Je ne sais pas, mais il est certain que c'est un crime qui soulève de la "honte" chez les victimes et que le proportion de crimes non rapportés est importante. Pourquoi est-ce une crime qui soulève de la honte? Voilà une question importante et dont la réponse ne se limite probablement pas à un phénomène culturel et certainnement pas au fait que des flics sont allé défendre un coco de leur gang dans un proces pour agression sexuelle.
Christian a écrit :
01 août 2020, 23:34
Kraepelin a écrit :
01 août 2020, 01:10
Je comprends que c'est un exercice pénible pour une victime que d'aller porter pleinte après une agression sexuelle, plus pénible que pour la victime d'un vol qualifié, par exemple. C'est si difficile, que les thérapeutes incitent rarement les victimes à porter plainte. Mais lorsque l'exeercice est fait, les plaintes aboutissent beaucoup plus souvent que ne le rapportent les "légendes urbaines" sur le sujet.
Ben, ça rejoint ce que je dis: quand on voit que même au tribunal, les victimes sont soumises à de très fortes pressions venant même de policiers, alors ça ne favorise pas la confiance au système judiciaire.
Non, je ne crois pas que nous disons la même chose.

Toi tu dis que le refus de porter plainte s'explique parce évènnements anecdotiques comme le fait que des policiers auraient intimidé une victime lors d'un procès.
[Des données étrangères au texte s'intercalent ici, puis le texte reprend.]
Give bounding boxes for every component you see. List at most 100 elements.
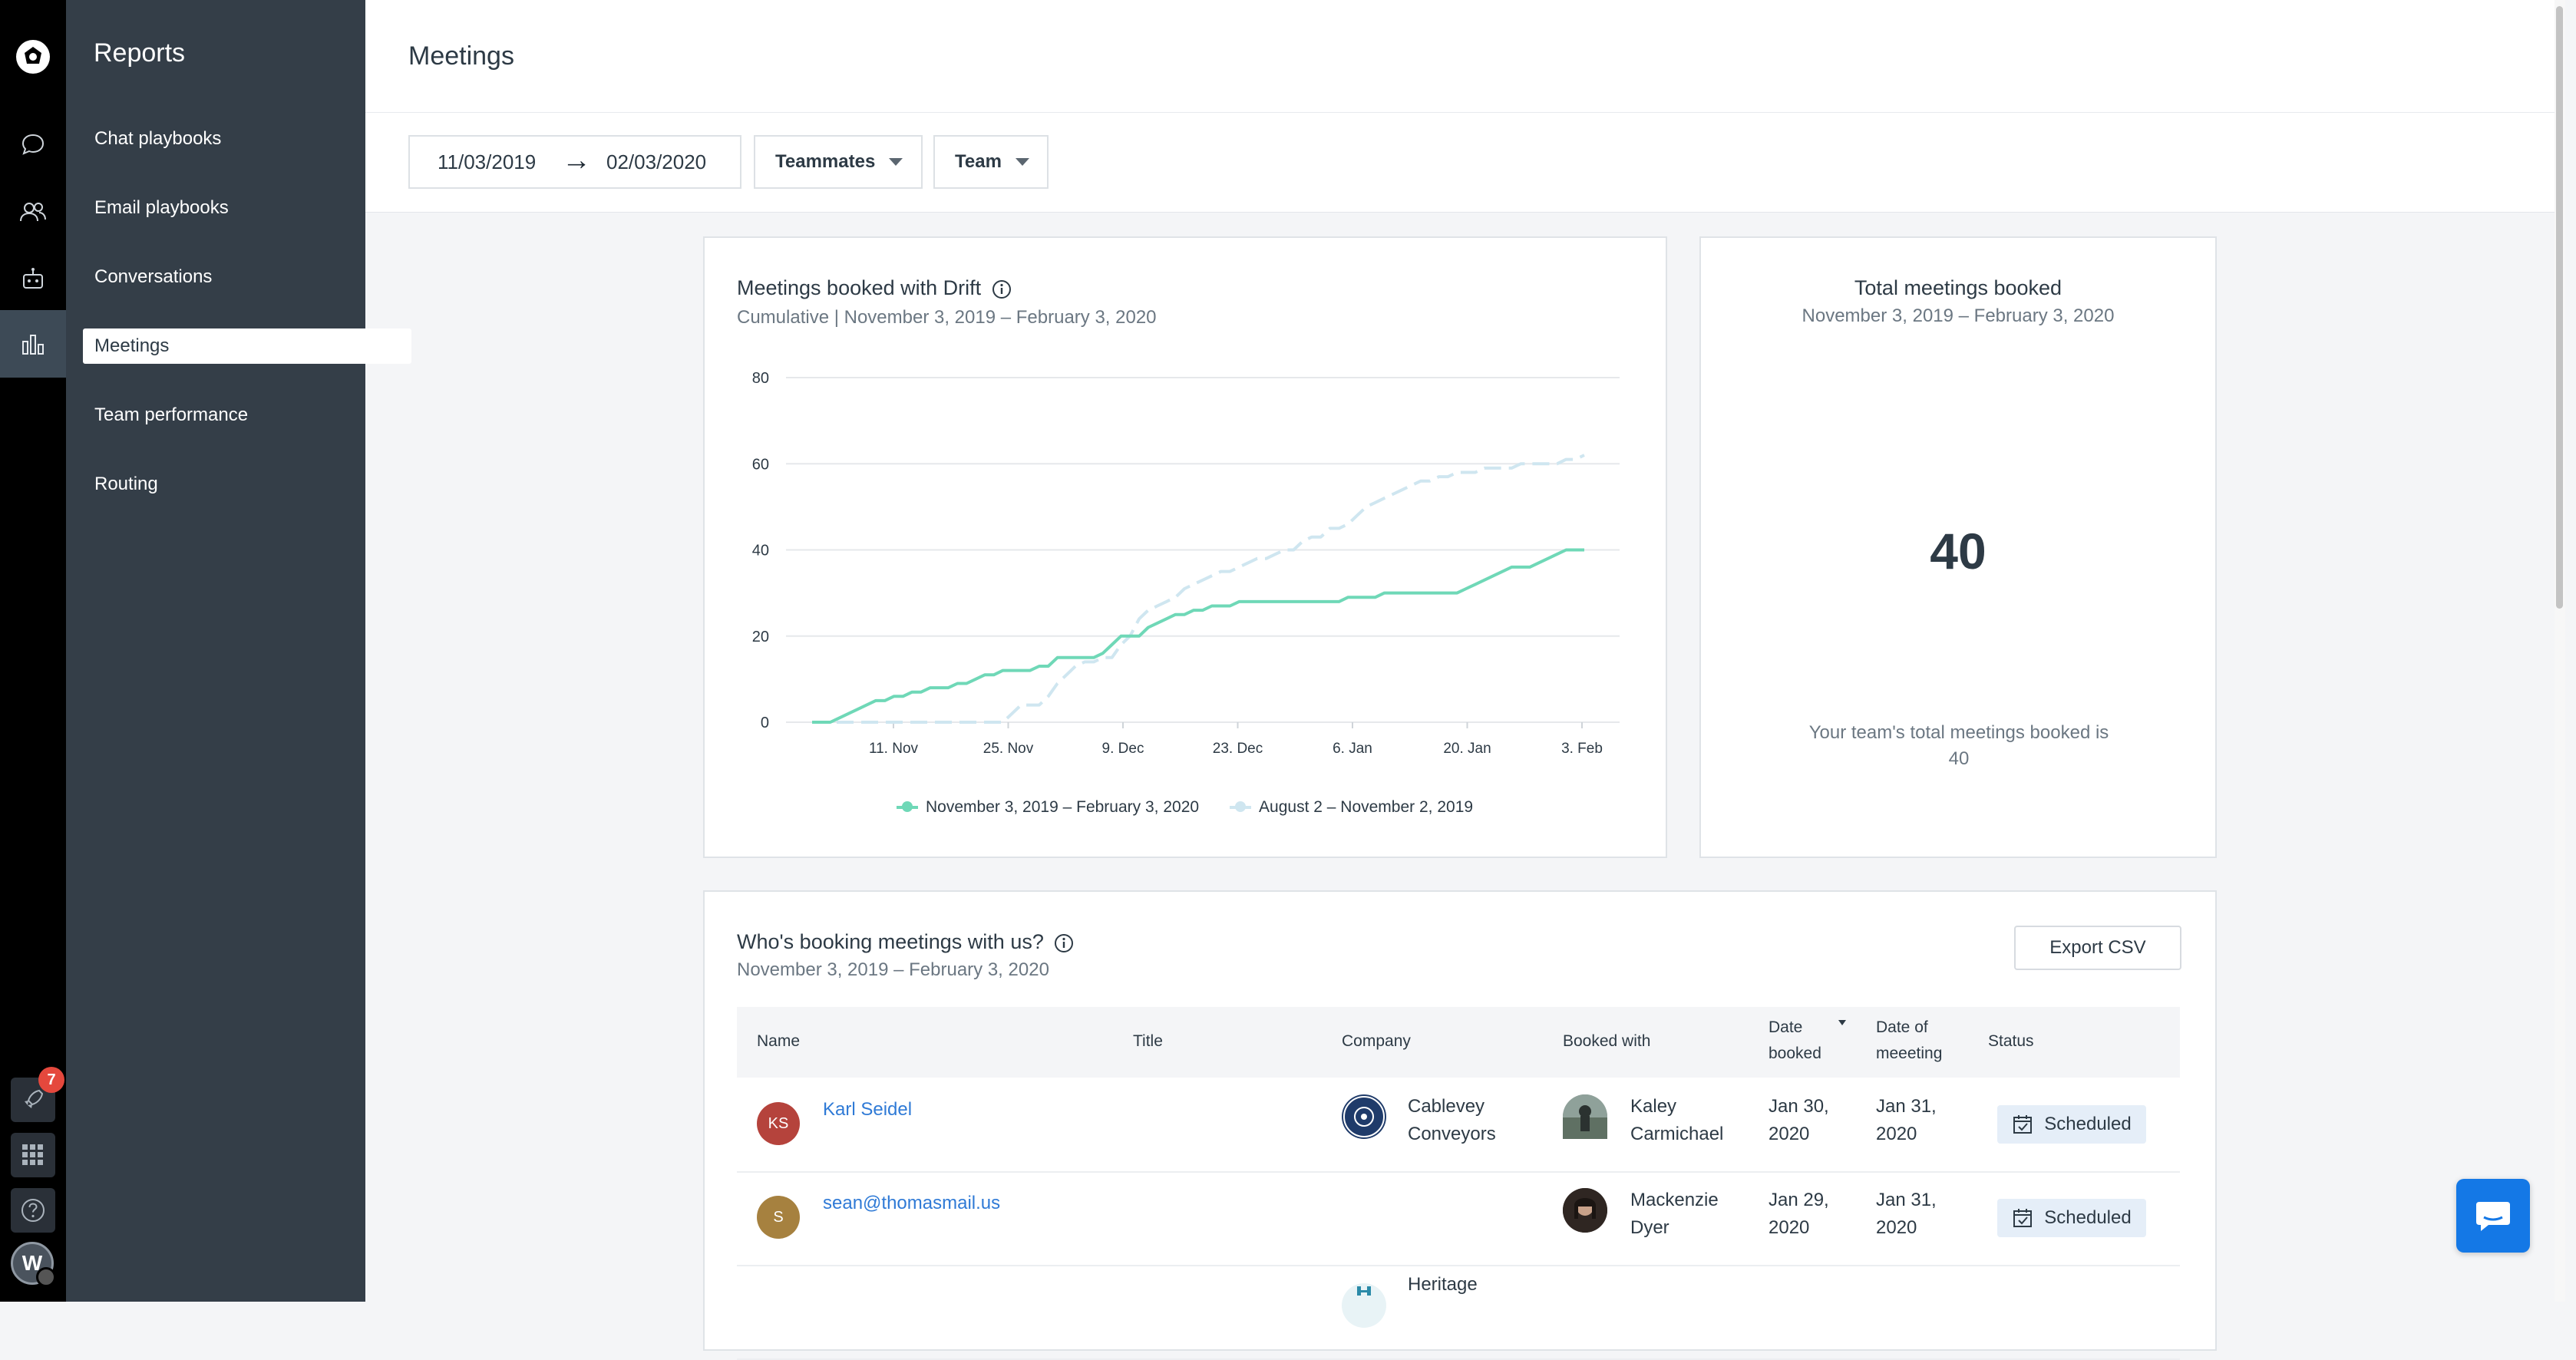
scrollbar-thumb[interactable]: [2556, 6, 2563, 609]
series-line-1: [812, 454, 1585, 724]
header-divider: [365, 112, 2565, 113]
table-card-title: Who's booking meetings with us?: [737, 930, 1074, 954]
chat-launcher-button[interactable]: [2456, 1179, 2530, 1253]
contact-name-link[interactable]: Karl Seidel: [823, 1099, 913, 1120]
date-start[interactable]: 11/03/2019: [438, 150, 537, 173]
status-label: Scheduled: [2044, 1207, 2132, 1228]
column-header-name[interactable]: Name: [757, 1032, 801, 1050]
avatar: KS: [757, 1102, 800, 1145]
date-of-meeting: Jan 31, 2020: [1876, 1096, 1937, 1144]
x-tick-label: 11. Nov: [869, 741, 919, 757]
column-header-status[interactable]: Status: [1988, 1032, 2034, 1050]
total-meetings-value: 40: [1930, 523, 1986, 579]
column-header-company[interactable]: Company: [1342, 1032, 1411, 1050]
y-tick-label: 20: [752, 629, 769, 645]
teammates-dropdown-label: Teammates: [775, 151, 876, 172]
table-row[interactable]: KS Karl Seidel Cablevey Conveyors Kaley …: [737, 1078, 2180, 1173]
caret-down-icon: [889, 158, 903, 166]
series-line-0: [812, 548, 1584, 724]
x-tick-label: 6. Jan: [1333, 741, 1372, 757]
export-csv-button[interactable]: Export CSV: [2014, 926, 2181, 970]
company-name: Heritage: [1408, 1274, 1478, 1295]
booked-with-name: Kaley Carmichael: [1630, 1096, 1724, 1144]
legend-swatch-current: [897, 801, 918, 812]
x-tick-label: 3. Feb: [1561, 741, 1603, 757]
total-meetings-card: Total meetings booked November 3, 2019 –…: [1699, 236, 2217, 858]
column-header-title[interactable]: Title: [1133, 1032, 1163, 1050]
booked-with-name: Mackenzie Dyer: [1630, 1190, 1719, 1238]
legend: November 3, 2019 – February 3, 2020 Augu…: [897, 798, 1473, 817]
chart-card-subtitle: Cumulative | November 3, 2019 – February…: [737, 307, 1157, 328]
booked-with-avatar: [1563, 1094, 1607, 1139]
drift-logo-icon[interactable]: [16, 40, 50, 74]
table-row[interactable]: S sean@thomasmail.us Mackenzie Dyer Jan …: [737, 1171, 2180, 1266]
y-tick-label: 80: [752, 370, 769, 387]
sidebar-item-chat-playbooks[interactable]: Chat playbooks: [94, 128, 222, 149]
legend-label-previous: August 2 – November 2, 2019: [1259, 798, 1474, 816]
reports-icon[interactable]: [0, 310, 66, 378]
sidebar-item-conversations[interactable]: Conversations: [94, 266, 213, 287]
x-tick-label: 9. Dec: [1102, 741, 1144, 757]
arrow-right-icon: →: [562, 144, 591, 177]
legend-item-previous[interactable]: August 2 – November 2, 2019: [1230, 798, 1473, 817]
column-header-booked-with[interactable]: Booked with: [1563, 1032, 1651, 1050]
status-badge[interactable]: Scheduled: [1997, 1105, 2146, 1144]
chat-bubble-icon: [2476, 1202, 2510, 1231]
sidebar-item-routing[interactable]: Routing: [94, 474, 158, 494]
meetings-chart-card: Meetings booked with Drift Cumulative | …: [703, 236, 1667, 858]
table-row[interactable]: Heritage: [737, 1265, 2180, 1360]
table-card-title-text: Who's booking meetings with us?: [737, 930, 1044, 953]
sidebar-item-team-performance[interactable]: Team performance: [94, 404, 249, 425]
total-card-footer: Your team's total meetings booked is 40: [1808, 722, 2109, 769]
sort-desc-icon[interactable]: [1838, 1019, 1847, 1027]
calendar-check-icon: [2013, 1115, 2033, 1134]
sidebar-item-meetings[interactable]: Meetings: [83, 328, 411, 364]
company-name: Cablevey Conveyors: [1408, 1096, 1496, 1144]
user-avatar[interactable]: W: [11, 1242, 56, 1287]
legend-swatch-previous: [1230, 801, 1252, 812]
legend-label-current: November 3, 2019 – February 3, 2020: [926, 798, 1200, 816]
page-scrollbar[interactable]: [2555, 0, 2565, 1302]
y-tick-label: 0: [761, 715, 769, 731]
legend-item-current[interactable]: November 3, 2019 – February 3, 2020: [897, 798, 1199, 817]
status-dot: [36, 1267, 56, 1287]
contact-name-link[interactable]: sean@thomasmail.us: [823, 1193, 1001, 1213]
booked-with-avatar: [1563, 1188, 1607, 1233]
conversations-icon[interactable]: [0, 111, 66, 178]
teammates-dropdown[interactable]: Teammates: [754, 135, 923, 189]
help-icon[interactable]: [11, 1188, 55, 1233]
date-end[interactable]: 02/03/2020: [606, 150, 707, 173]
meetings-line-chart: 80 60 40 20 0 11. Nov 25. Nov 9. Dec 23. Dec 6. J…: [752, 370, 1620, 757]
contacts-icon[interactable]: [0, 178, 66, 246]
table-card-subtitle: November 3, 2019 – February 3, 2020: [737, 959, 1049, 980]
status-badge[interactable]: Scheduled: [1997, 1199, 2146, 1237]
apps-grid-icon[interactable]: [11, 1133, 55, 1177]
date-booked: Jan 30, 2020: [1769, 1096, 1829, 1144]
status-label: Scheduled: [2044, 1114, 2132, 1134]
bookers-table-card: Who's booking meetings with us? November…: [703, 890, 2217, 1360]
y-tick-label: 60: [752, 456, 769, 473]
x-tick-label: 20. Jan: [1443, 741, 1491, 757]
main-content: Meetings 11/03/2019 → 02/03/2020 Teammat…: [365, 0, 2565, 1360]
sidebar-item-email-playbooks[interactable]: Email playbooks: [94, 197, 229, 218]
chart-card-title-text: Meetings booked with Drift: [737, 276, 982, 299]
bot-icon[interactable]: [0, 246, 66, 313]
date-range-picker[interactable]: 11/03/2019 → 02/03/2020: [408, 135, 741, 189]
page-header: Meetings 11/03/2019 → 02/03/2020 Teammat…: [365, 0, 2565, 213]
info-icon[interactable]: [1054, 933, 1074, 953]
avatar: S: [757, 1196, 800, 1239]
column-header-date-booked[interactable]: Date booked: [1769, 1015, 1830, 1067]
team-dropdown[interactable]: Team: [933, 135, 1049, 189]
info-icon[interactable]: [992, 279, 1012, 299]
x-tick-label: 25. Nov: [983, 741, 1034, 757]
x-tick-label: 23. Dec: [1213, 741, 1263, 757]
notification-badge: 7: [38, 1067, 64, 1093]
calendar-check-icon: [2013, 1209, 2033, 1227]
sidebar-title: Reports: [94, 38, 186, 68]
caret-down-icon: [1015, 158, 1029, 166]
column-header-date-of-meeting[interactable]: Date of meeeting: [1876, 1018, 1943, 1062]
date-of-meeting: Jan 31, 2020: [1876, 1190, 1937, 1238]
app-rail: 7 W: [0, 0, 66, 1302]
company-logo: [1342, 1094, 1386, 1139]
page-title: Meetings: [408, 41, 514, 71]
Tout au contraire, je dis que certains groupes de policiers ont une psychologie de corps trop poussée. Sauf pour les meutres ou les cas de corruption patent, Ils vont aller loin pour défendent l'un des leurs. Les accusations pour agressions sexuelle ne sont pas plus susceptibles de voir apparaitre ce comportement de groupe que des accusation de voie de fait pendant le service. Ce sont des cas rares et certainnement pas plus fréquent que des pressions exercées lorsque un policiers de leur "gand" est accusé d'autres crimes contre la personne. Chercher de ce côté une explication me semble un cul de sac, même si ce sont des victimes ou des synmpatisants de victimes qui s'y engage.